Hacker News new | ask | show | jobs
by obscura 1780 days ago
Nice article - I enjoyed reading it. The examples are interesting in that they show how difficult it is to cover all the scenarios one can encounter when trying to anonymise data - e.g., double encoding. However, Avast should have analysed the data, spotted issues like these, and fixed them. Of course, the problem is they didn't have the incentive to do so.

This whole issue is another example of how hard it is for all of us to make good decisions about privacy. Most people wouldn't think about privacy being a problem when using Avast. Even if you do read the privacy policy you actually can't be entirely sure what's being done with your data (which you indicated in your original October 2019 article). However, it appears that you're safe because the data will be anonymised. There's nothing more for you to do at this point other than trust that Avast is handling anonymisation correctly.

I wonder if it's actually possible to anonymise data effectively yet still make it useful. Based on literature such as the academic article you referred to [1] and another I looked at a long time ago [2], it seems to me that with enough seemingly unrelated data you can identify most people.

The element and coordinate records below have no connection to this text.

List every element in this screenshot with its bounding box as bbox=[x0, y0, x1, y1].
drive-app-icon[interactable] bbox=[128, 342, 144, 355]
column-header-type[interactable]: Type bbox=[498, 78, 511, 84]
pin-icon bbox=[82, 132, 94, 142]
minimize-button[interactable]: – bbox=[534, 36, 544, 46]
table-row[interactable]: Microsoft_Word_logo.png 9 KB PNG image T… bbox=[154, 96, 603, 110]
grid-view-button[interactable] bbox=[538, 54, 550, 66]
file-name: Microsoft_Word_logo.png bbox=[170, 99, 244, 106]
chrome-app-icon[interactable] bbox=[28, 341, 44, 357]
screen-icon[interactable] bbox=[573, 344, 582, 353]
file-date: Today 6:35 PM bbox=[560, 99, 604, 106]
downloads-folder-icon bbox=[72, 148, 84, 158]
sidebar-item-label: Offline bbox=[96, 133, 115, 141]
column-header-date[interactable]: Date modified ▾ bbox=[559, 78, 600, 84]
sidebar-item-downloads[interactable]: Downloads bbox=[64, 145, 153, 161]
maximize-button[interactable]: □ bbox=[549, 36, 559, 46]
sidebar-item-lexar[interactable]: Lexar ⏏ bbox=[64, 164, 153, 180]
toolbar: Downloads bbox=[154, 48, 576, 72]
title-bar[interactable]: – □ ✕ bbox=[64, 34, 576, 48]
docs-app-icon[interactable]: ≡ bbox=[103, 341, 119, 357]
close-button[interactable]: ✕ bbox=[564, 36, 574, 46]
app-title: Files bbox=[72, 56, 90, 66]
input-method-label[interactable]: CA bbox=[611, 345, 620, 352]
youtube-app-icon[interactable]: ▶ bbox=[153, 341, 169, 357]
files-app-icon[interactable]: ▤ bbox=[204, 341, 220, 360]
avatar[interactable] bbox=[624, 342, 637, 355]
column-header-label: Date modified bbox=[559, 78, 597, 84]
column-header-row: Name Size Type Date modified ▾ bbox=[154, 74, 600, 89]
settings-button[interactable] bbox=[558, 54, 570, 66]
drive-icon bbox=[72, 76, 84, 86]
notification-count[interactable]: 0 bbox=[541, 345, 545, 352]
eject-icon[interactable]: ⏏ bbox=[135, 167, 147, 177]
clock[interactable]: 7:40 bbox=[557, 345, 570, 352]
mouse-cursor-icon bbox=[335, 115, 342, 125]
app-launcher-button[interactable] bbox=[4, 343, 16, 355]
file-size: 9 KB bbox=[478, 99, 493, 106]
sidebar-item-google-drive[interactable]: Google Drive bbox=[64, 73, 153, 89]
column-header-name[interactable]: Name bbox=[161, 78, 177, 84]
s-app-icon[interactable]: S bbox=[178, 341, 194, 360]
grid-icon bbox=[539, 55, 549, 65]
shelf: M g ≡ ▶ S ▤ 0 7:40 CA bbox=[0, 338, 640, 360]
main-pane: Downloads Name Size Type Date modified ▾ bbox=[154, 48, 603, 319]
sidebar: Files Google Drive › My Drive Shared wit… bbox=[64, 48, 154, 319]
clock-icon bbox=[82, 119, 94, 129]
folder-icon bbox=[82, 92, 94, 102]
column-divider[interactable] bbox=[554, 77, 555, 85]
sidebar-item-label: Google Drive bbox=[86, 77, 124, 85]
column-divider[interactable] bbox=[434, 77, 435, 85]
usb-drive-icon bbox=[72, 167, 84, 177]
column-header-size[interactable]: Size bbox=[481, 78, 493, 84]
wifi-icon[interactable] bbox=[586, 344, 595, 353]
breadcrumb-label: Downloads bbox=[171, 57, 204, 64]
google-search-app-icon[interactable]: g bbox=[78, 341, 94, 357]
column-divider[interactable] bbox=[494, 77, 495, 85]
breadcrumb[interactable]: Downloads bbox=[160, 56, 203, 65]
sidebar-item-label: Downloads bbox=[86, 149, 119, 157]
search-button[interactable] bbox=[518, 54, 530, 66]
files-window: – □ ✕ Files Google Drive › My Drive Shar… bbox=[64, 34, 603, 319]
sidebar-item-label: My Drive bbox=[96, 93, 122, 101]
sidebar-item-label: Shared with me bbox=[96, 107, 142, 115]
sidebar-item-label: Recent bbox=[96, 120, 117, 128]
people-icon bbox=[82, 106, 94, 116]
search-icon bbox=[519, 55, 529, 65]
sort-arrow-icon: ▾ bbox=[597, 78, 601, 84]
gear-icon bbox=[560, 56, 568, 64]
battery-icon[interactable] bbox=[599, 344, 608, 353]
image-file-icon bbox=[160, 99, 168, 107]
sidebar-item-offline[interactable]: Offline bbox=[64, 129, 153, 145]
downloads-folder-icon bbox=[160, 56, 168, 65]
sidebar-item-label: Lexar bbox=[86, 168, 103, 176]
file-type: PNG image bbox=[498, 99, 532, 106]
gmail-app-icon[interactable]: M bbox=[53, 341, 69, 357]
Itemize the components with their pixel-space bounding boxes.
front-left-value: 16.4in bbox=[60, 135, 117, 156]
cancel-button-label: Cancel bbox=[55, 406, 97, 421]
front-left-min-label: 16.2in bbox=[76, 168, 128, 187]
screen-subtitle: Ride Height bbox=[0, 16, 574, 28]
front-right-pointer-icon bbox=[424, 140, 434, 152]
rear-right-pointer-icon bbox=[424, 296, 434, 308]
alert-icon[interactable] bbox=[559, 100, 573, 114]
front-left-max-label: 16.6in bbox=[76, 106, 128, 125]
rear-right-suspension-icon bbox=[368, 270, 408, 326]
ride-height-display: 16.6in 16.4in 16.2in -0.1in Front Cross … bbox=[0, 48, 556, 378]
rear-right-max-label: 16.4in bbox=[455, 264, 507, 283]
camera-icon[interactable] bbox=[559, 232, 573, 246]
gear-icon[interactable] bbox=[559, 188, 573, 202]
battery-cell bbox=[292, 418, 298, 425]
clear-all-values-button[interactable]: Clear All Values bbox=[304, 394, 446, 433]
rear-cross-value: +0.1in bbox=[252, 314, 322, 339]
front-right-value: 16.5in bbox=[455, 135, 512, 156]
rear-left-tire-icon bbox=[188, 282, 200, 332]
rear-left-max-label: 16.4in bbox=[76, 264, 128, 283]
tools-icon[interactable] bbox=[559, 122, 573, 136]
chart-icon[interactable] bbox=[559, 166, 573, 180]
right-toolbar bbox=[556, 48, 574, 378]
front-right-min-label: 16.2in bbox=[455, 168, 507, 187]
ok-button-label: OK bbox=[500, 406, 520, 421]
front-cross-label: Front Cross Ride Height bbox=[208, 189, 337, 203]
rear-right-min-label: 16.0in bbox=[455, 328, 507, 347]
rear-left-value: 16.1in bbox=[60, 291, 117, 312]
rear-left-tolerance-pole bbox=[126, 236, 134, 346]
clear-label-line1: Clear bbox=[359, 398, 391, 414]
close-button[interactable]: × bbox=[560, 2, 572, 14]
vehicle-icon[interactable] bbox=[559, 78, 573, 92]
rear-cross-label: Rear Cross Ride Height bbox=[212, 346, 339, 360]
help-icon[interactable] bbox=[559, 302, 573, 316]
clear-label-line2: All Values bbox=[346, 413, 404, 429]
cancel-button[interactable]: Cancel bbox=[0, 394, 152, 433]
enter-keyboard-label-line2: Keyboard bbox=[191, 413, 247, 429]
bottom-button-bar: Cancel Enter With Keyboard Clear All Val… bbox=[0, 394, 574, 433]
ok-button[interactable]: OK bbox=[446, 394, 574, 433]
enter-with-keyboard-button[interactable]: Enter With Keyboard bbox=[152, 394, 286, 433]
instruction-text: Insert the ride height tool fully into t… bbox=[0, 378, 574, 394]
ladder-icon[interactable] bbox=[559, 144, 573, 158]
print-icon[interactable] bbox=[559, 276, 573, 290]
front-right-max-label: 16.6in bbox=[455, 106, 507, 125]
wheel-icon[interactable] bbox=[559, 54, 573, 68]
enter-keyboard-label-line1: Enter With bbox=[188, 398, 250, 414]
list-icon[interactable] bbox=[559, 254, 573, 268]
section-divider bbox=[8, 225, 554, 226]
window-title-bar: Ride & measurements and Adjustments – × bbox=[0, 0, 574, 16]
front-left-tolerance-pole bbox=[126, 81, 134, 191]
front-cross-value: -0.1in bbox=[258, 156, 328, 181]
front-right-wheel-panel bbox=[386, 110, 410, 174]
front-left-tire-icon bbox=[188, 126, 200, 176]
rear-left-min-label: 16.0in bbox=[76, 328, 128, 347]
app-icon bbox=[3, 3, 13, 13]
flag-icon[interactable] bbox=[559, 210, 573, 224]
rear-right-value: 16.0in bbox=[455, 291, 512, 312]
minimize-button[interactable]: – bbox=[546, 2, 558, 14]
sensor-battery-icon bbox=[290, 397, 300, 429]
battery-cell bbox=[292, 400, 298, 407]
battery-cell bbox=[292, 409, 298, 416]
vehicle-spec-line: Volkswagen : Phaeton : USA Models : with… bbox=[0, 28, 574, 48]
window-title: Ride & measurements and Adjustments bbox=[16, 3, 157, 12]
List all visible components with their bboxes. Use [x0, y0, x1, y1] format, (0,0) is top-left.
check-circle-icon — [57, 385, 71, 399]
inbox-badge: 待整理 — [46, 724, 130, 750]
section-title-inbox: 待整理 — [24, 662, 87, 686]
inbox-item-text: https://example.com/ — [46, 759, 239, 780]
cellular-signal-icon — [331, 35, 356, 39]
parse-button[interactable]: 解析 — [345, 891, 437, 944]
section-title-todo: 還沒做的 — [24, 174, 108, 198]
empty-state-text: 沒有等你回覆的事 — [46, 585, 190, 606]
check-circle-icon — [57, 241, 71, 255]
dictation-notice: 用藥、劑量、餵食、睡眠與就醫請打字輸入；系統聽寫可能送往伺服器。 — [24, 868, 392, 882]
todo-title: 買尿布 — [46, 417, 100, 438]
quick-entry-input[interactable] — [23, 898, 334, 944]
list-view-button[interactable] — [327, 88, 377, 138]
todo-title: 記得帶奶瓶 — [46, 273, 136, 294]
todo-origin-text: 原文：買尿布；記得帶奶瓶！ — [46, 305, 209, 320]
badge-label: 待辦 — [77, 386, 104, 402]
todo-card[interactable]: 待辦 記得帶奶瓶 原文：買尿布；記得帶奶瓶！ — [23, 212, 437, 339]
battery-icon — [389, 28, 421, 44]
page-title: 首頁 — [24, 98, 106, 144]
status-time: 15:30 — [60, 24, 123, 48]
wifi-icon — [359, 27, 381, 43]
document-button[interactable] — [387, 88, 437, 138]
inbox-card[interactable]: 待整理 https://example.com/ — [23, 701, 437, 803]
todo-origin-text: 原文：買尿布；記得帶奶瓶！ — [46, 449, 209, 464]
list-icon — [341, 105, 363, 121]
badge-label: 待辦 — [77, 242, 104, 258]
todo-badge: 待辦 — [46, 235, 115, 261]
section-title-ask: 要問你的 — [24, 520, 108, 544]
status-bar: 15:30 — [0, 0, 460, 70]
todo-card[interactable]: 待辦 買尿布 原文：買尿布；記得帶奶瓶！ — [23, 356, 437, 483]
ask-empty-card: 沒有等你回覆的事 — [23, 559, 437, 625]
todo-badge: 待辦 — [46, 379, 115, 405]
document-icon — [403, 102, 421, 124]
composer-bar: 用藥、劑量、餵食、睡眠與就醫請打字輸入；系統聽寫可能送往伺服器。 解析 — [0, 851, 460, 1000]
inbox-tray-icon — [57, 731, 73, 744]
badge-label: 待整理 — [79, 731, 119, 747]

[1] De-anonymizing Web Browsing Data with Social Networks [2] Robust De-anonymization of Large Sparse Datasets

2 comments

The issue isn’t avast failing to anonymize the data sufficiently for this whole thing to be okay. It is that it is like a locksmith and home security company had access to your home and used that access to sneak in and take photos of your family while it sleeps, then dell them with little black bars over the eyes. Even if they anonymize fit slightly better, the avast leadership should go to jail
It definitely is a hard problem. Clearly, if anybody at Avast bothered to look at the data they would have spotted the issues. But even with real effort, it’s hard to anonymize data reliably while keeping it useful.